Apple's iOS isn't as secure as before; another family of iOS malware, AceDeceiver has been discovered by cybersecurity firm Palo Alto Networks which can infect iOS devices through PCs.

Unlike previous iOS malware which exploited enterprise certificates, AceDeceiver takes advantage of the design flaws in Apple's DRM mechanism via FairPlay Man-In-The-Middle (MITM)  to install malicious apps on iOS devices even if they are not jailbroken.

This technique has been used since 2013 to spread pirated iOS apps and it is the first time being used to spread malware. Below is excerpt from the article posted by Palo Alto Networks on how AceDeceiver works:

"Apple allows users purchase and download iOS apps from their App Store through the iTunes client running in their computer. They then can use the computers to install the apps onto their iOS devices. iOS devices will request an authorization code for each app installed to prove the app was actually purchased. In the FairPlay MITM attack, attackers purchase an app from App Store then intercept and save the authorization code. They then developed PC software that simulates the iTunes client behaviors, and tricks iOS devices to believe the app was purchased by victim. Therefore, the user can install apps they never actually paid for, and the creator of the software can install potentially malicious apps without the user’s knowledge."
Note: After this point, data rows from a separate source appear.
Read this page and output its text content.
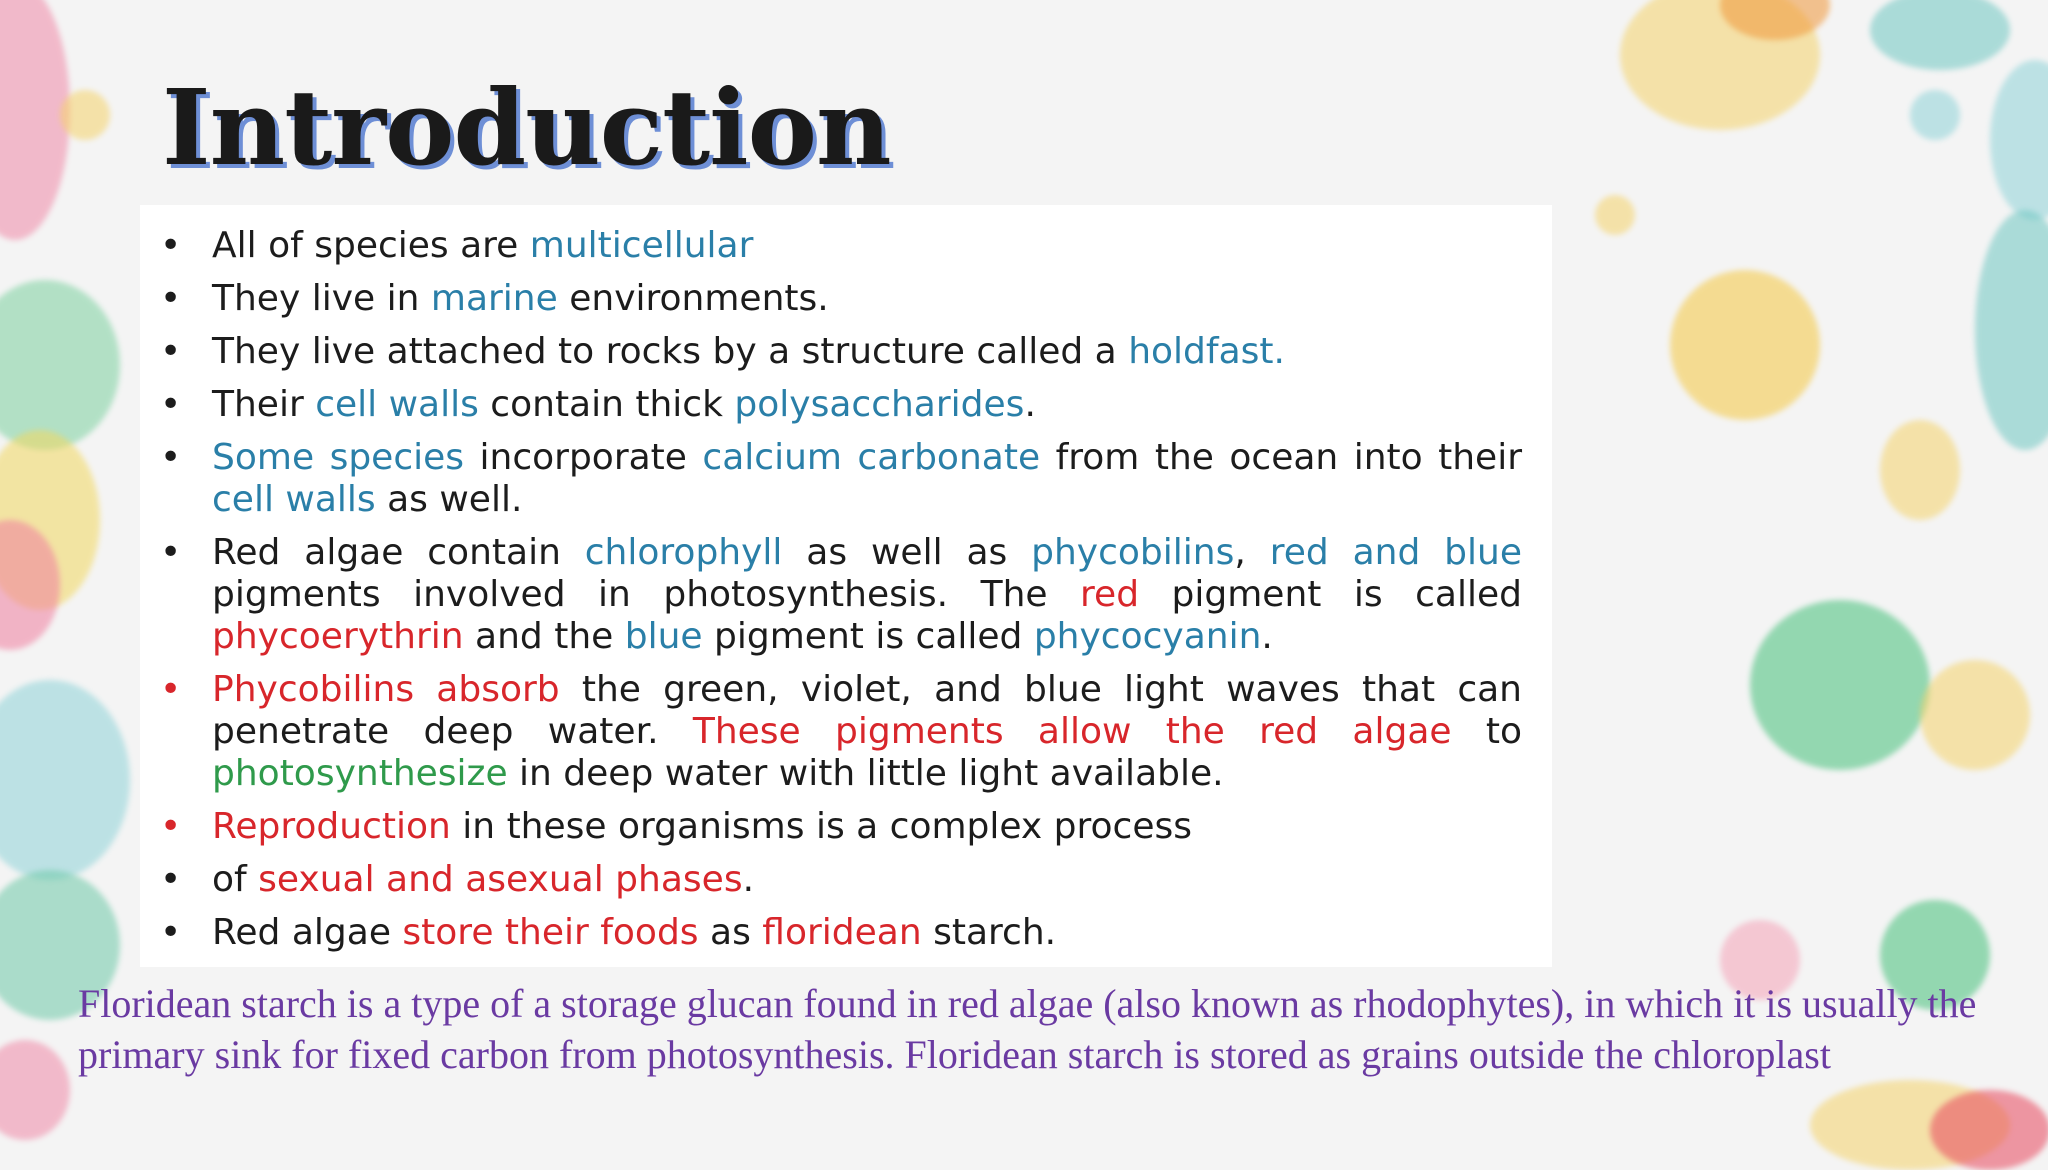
Introduction
• All of species are multicellular
• They live in marine environments.
• They live attached to rocks by a structure called a holdfast.
• Their cell walls contain thick polysaccharides.
• Some species incorporate calcium carbonate from the ocean into their cell walls as well.
• Red algae contain chlorophyll as well as phycobilins, red and blue pigments involved in photosynthesis. The red pigment is called phycoerythrin and the blue pigment is called phycocyanin.
• Phycobilins absorb the green, violet, and blue light waves that can penetrate deep water. These pigments allow the red algae to photosynthesize in deep water with little light available.
• Reproduction in these organisms is a complex process
• of sexual and asexual phases.
• Red algae store their foods as floridean starch.

Floridean starch is a type of a storage glucan found in red algae (also known as rhodophytes), in which it is usually the primary sink for fixed carbon from photosynthesis. Floridean starch is stored as grains outside the chloroplast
Palo Alto Networks claims that three AceDeceiver iOS apps posing as wallpaper apps were submitted and uploaded to the Apple App Store. One of the apps is a Windows iPhone management app called the "Aisi Helper" which claims to provide system re-installation, backup and device management. Free content within these apps is used to lure iOS users to submit their Apple IDs and passwords which are then uploaded to AceDeceiver's server. 

Although this malicious app affected users in China, Palo Alto Networks warns that it may affect more countries soon. Even though Apple has removed these apps from the App Store, hackers are still able to carry out attacks as they still have the necessary authorization codes to install fake apps on iOS devices. 

The standard list of precautionary measures for downloading apps on mobile devices still apply; you are advised not to install any suspicious software that claims to manage your device. If you've downloaded and installed any, uninstall and delete them immediately. Change your Apple ID and password too.